The parties have reached a tentative $1 million settlement of several class actions filed against Internet gambling operation Gaming Lottery Corporation (GLC) and certain of its officers and directors by stockholders who purchased the company's common stock, or the common stock of Laser Friendly, Inc. between February 1, 1995, and May 24, 1996. The actions claim that the defendants violated federal securities laws by issuing a series of material misrepresentations to the market over this time period, thereby artificially inflating the price of the company's securities. To recover under the settlement, a completed proof of claim postmarked no later than February 14, 2004, must be mailed to the claims administrator.
In 1995 and 1996, GLC was an Ontario corporation that manufactured and supplied products for the lottery, pari-mutuel, bingo, and charitable gaming markets, operating through subsidiaries in Ontario and the United States and its stock was traded on the Toronto Stock Exchange and on the NASDAQ National Market.
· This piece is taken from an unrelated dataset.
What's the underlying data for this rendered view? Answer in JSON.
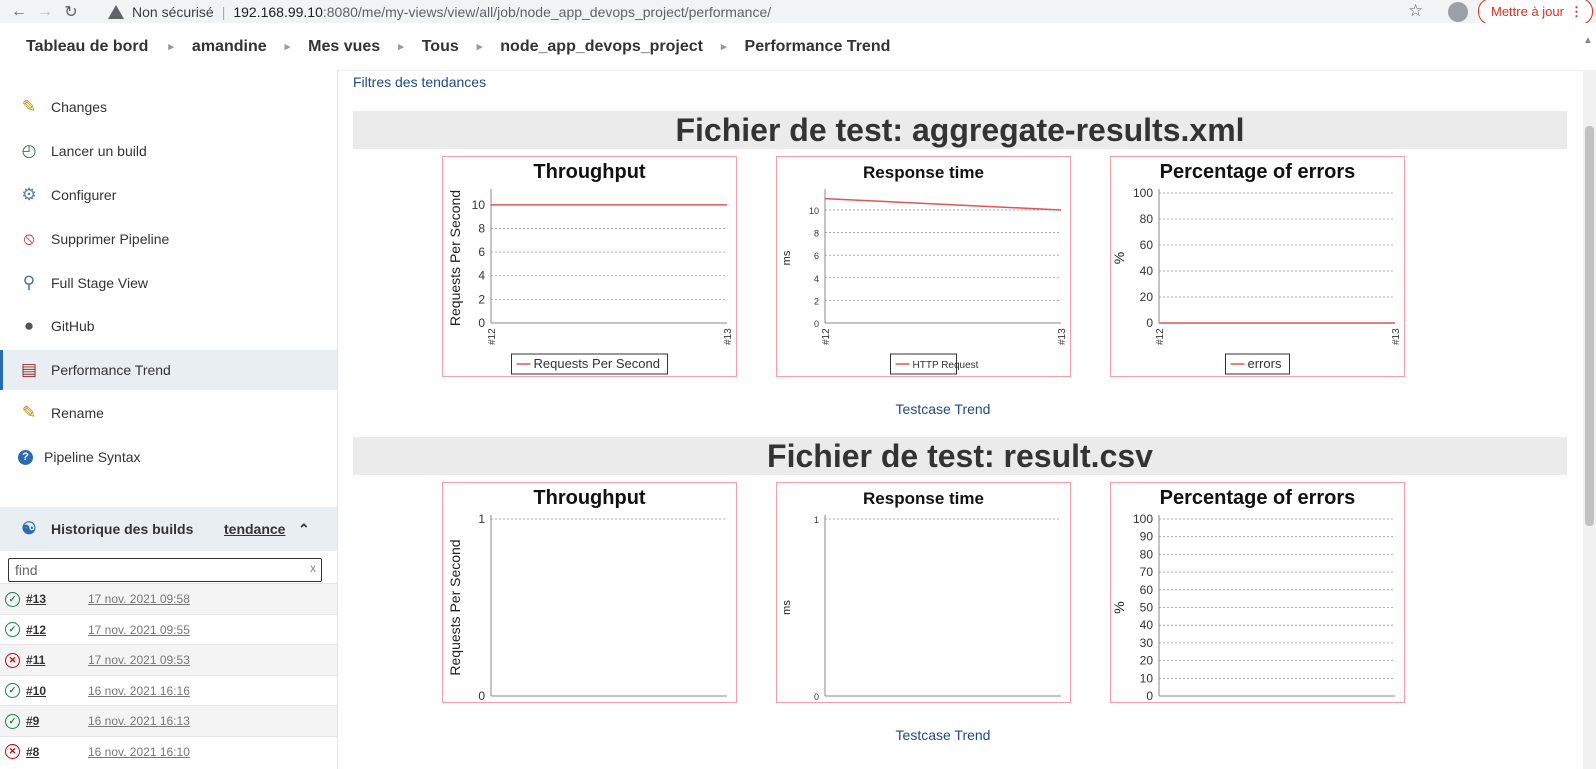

GLC was known as Laser Friendly until July 1995. Lottery supply companies are subject to rigorous regulation by various state gaming commissions. On February 1, 1995, GLC’s predecessor, Laser Friendly, announced that it had completed the acquisition of Special Manufacturing Inc., subject to receipt of regulatory approval for the requisite gaming licenses.
The defendants allegedly issued a series of false and misleading statements that led investors to believe that GLC had received Washington State Gambling Commission approval to acquire the Special Manufacturing gaming business in Bellevue, Washington. The action alleges that GLC was not able to obtain regulatory approval to operate or acquire Specialty Manufacturing because it failed to identify the individual investors in the investment funds that had purchased stock in GLC private placements that were the source of funding for that acquisition and another acquisition. The stockholders also allege that GLC illegally acquired and secretly operated Specialty Manufacturing, notwithstanding the lack of Washington State Gambling Commission approval, and improperly consolidated Specialty Manufacturing’s operating results in GLC’s publicly reported financial statements resulting in an overstatement of its financial condition.
The action goes on to allege that the defendants made materially false and misleading statements concerning a subsequent proposed acquisition of Trade Products, Inc., also a Washington State gaming company, in that they failed to disclose that the Specialty Manufacturing acquisition had not yet been approved by the Washington State Gambling Commission, and that approval had been placed in jeopardy by their alleged unlawful operation of Specialty Manufacturing and issues relating to the source of funds for the acquisitions. On April 2, 1996, GLC announced that it planned to divest itself of all of its subsidiaries engaged in the manufacturing of lottery tickets and related paper-based gaming businesses. Thereafter, in April 1996, the Washington State Gambling Commission commenced proceedings that enjoined GLC’s allegedly unlawful operation of Specialty Manufacturing. On May 23, 1996, GLC released a first quarter 1997 financial statement that excluded the revenue of its paper-based subsidiaries because of its previously announced intent to divest itself of those businesses.
The settlement will not be effective until the court grants it final approval. The court has scheduled a hearing on the matter for February 4, 2004.